Closed mrange closed 4 years ago
/cc @tannergooding
CC. @CarolEidt, @AndyAyersMS
Is this already covered under the "First Class Struct" work? This basically looks like a case where the JIT isn't realizing that the V3
struct is just a convenience wrapper and that the fields could be treated as locals for the the lifetime of the function.
Hmm, I would have expected all the V3
locals to be promoted and that should have eliminated all the copying. Let me take a closer look.
We do fully promote, but certain promoted temps are blocked from enregistration, and this causes the odd looking store / reload blocks:
fgMorphCopyBlock:
The assignment [000199] using V74 removes: Constant Assertion: V74 == 0
block assignment to morph:
[000195] -----+------ /--* LCL_VAR simd32 V15 tmp3
[000199] -A---------- * ASG simd32 (copy)
[000198] n----+-N---- \--* BLK(32) simd32
[000197] -----+------ \--* ADDR byref
[000196] D----+-N---- \--* LCL_VAR simd32 V74 tmp62
this requires a CopyBlock.
Local V74 should not be enregistered because: written in a block op
...
; V74 tmp62 [V74,T44] ( 2, 8 ) simd32 -> [rsp+0x280] do-not-enreg[SB] V14.X(offs=0x00) P-INDEP "field V14.X (fldOffset=0x0)"
; V75 tmp63 [V75,T45] ( 2, 8 ) simd32 -> [rsp+0x260] do-not-enreg[SB] V14.Y(offs=0x20) P-INDEP "field V14.Y (fldOffset=0x20)"
; V76 tmp64 [V76,T46] ( 2, 8 ) simd32 -> [rsp+0x240] do-not-enreg[SB] V14.Z(offs=0x40) P-INDEP "field V14.Z (fldOffset=0x40)"
...
C57D11A42480020000 vmovupd ymmword ptr[rsp+280H], ymm12
C57D11AC2460020000 vmovupd ymmword ptr[rsp+260H], ymm13
C57D11B42440020000 vmovupd ymmword ptr[rsp+240H], ymm14
C57D10A42480020000 vmovupd ymm12, ymmword ptr[rsp+280H]
C57D10AC2460020000 vmovupd ymm13, ymmword ptr[rsp+260H]
C57D10B42440020000 vmovupd ymm14, ymmword ptr[rsp+240H]
Not sure yet why these temps are blocked and not others.
Looks like all the blocked cases are from the various new
s that get inlined.
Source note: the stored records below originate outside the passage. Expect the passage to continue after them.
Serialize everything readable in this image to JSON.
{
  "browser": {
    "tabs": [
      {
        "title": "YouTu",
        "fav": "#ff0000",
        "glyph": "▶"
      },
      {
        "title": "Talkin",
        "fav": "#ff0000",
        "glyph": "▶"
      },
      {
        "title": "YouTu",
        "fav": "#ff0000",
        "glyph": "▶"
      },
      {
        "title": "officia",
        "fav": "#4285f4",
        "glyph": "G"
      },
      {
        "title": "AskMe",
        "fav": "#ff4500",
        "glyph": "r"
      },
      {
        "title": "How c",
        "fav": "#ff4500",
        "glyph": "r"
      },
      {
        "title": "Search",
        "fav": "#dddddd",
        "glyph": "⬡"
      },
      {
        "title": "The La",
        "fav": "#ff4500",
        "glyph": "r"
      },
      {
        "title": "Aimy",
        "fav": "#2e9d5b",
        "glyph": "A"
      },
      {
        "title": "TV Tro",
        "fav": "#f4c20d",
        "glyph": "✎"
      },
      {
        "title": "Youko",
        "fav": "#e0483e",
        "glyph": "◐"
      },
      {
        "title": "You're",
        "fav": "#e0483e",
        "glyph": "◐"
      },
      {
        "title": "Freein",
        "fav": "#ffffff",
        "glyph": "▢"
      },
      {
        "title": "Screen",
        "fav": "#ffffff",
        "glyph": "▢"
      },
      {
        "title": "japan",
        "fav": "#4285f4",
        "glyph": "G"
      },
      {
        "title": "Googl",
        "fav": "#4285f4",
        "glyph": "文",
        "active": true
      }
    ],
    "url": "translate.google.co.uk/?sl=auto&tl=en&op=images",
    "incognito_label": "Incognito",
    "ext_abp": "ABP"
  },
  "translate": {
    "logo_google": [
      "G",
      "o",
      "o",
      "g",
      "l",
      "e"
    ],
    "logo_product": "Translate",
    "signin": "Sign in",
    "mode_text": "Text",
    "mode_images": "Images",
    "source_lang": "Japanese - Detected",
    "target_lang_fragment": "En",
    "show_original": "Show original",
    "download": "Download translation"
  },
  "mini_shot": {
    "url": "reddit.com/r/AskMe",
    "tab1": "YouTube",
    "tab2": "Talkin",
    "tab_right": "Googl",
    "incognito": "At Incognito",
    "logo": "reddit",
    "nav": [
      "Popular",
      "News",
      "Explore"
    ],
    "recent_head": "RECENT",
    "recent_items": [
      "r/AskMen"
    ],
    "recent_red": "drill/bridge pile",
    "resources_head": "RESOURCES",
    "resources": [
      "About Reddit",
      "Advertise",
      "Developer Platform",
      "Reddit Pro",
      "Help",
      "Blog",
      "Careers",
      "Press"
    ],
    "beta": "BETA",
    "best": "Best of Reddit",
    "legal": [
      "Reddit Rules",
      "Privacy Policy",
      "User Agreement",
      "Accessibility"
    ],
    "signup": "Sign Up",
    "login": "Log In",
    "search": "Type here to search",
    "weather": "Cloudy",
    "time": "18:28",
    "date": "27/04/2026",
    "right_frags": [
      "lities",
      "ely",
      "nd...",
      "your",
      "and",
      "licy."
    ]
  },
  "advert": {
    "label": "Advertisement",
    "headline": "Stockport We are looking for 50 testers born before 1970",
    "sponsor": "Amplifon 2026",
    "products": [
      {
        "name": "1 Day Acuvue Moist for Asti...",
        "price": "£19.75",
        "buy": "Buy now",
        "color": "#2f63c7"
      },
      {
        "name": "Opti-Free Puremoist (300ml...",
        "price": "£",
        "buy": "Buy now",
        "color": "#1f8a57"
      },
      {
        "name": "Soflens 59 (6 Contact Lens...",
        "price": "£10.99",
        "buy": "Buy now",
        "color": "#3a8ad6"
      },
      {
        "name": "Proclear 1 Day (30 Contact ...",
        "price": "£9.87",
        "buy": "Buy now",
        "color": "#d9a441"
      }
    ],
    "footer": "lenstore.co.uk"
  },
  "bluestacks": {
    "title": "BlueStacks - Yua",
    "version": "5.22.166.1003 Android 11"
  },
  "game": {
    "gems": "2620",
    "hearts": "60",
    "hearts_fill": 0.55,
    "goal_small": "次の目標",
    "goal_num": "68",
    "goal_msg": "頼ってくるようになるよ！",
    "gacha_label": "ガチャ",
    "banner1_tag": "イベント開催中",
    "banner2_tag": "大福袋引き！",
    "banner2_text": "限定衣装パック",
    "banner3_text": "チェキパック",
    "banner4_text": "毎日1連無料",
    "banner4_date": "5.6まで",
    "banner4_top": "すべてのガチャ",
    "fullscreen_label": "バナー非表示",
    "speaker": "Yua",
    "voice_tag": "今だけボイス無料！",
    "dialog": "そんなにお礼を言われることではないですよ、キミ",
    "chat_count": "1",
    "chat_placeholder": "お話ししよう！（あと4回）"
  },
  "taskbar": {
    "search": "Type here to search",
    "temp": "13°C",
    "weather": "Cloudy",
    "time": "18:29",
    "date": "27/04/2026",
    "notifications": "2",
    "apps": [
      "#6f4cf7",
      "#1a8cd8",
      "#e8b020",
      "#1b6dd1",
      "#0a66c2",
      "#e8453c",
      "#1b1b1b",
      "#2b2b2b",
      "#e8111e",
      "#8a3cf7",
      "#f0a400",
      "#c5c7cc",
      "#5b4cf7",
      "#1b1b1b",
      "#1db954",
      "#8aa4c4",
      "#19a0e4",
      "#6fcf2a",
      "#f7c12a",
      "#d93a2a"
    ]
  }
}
Perhaps the local address visitor should more aggressively simplify....
LocalAddressVisitor visiting statement:
[000200] ------------ * STMT void (IL 0x00D... ???)
[000195] ------------ | /--* LCL_VAR simd32 V15 tmp3
[000199] -A---------- \--* ASG simd32 (copy)
[000198] ------------ \--* BLK(32) simd32
[000197] ------------ \--* ADDR byref
[000196] ------------ \--* FIELD struct X
[000193] ------------ \--* ADDR byref
[000194] ------------ \--* LCL_VAR struct(P) V14 tmp2
\--* simd32 V14.X (offs=0x00) -> V74 tmp62
\--* simd32 V14.Y (offs=0x20) -> V75 tmp63
\--* simd32 V14.Z (offs=0x40) -> V76 tmp64
Replacing the field in promoted struct with local var V74
LocalAddressVisitor modified statement:
[000200] ------------ * STMT void (IL 0x00D... ???)
[000195] ------------ | /--* LCL_VAR simd32 V15 tmp3
[000199] -A---------- \--* ASG simd32 (copy)
[000198] ------------ \--* BLK(32) simd32
[000197] ------------ \--* ADDR byref
[000196] ------------ \--* LCL_VAR simd32 V74 tmp62
would like to see that last tree just collapse to an assignment of locals.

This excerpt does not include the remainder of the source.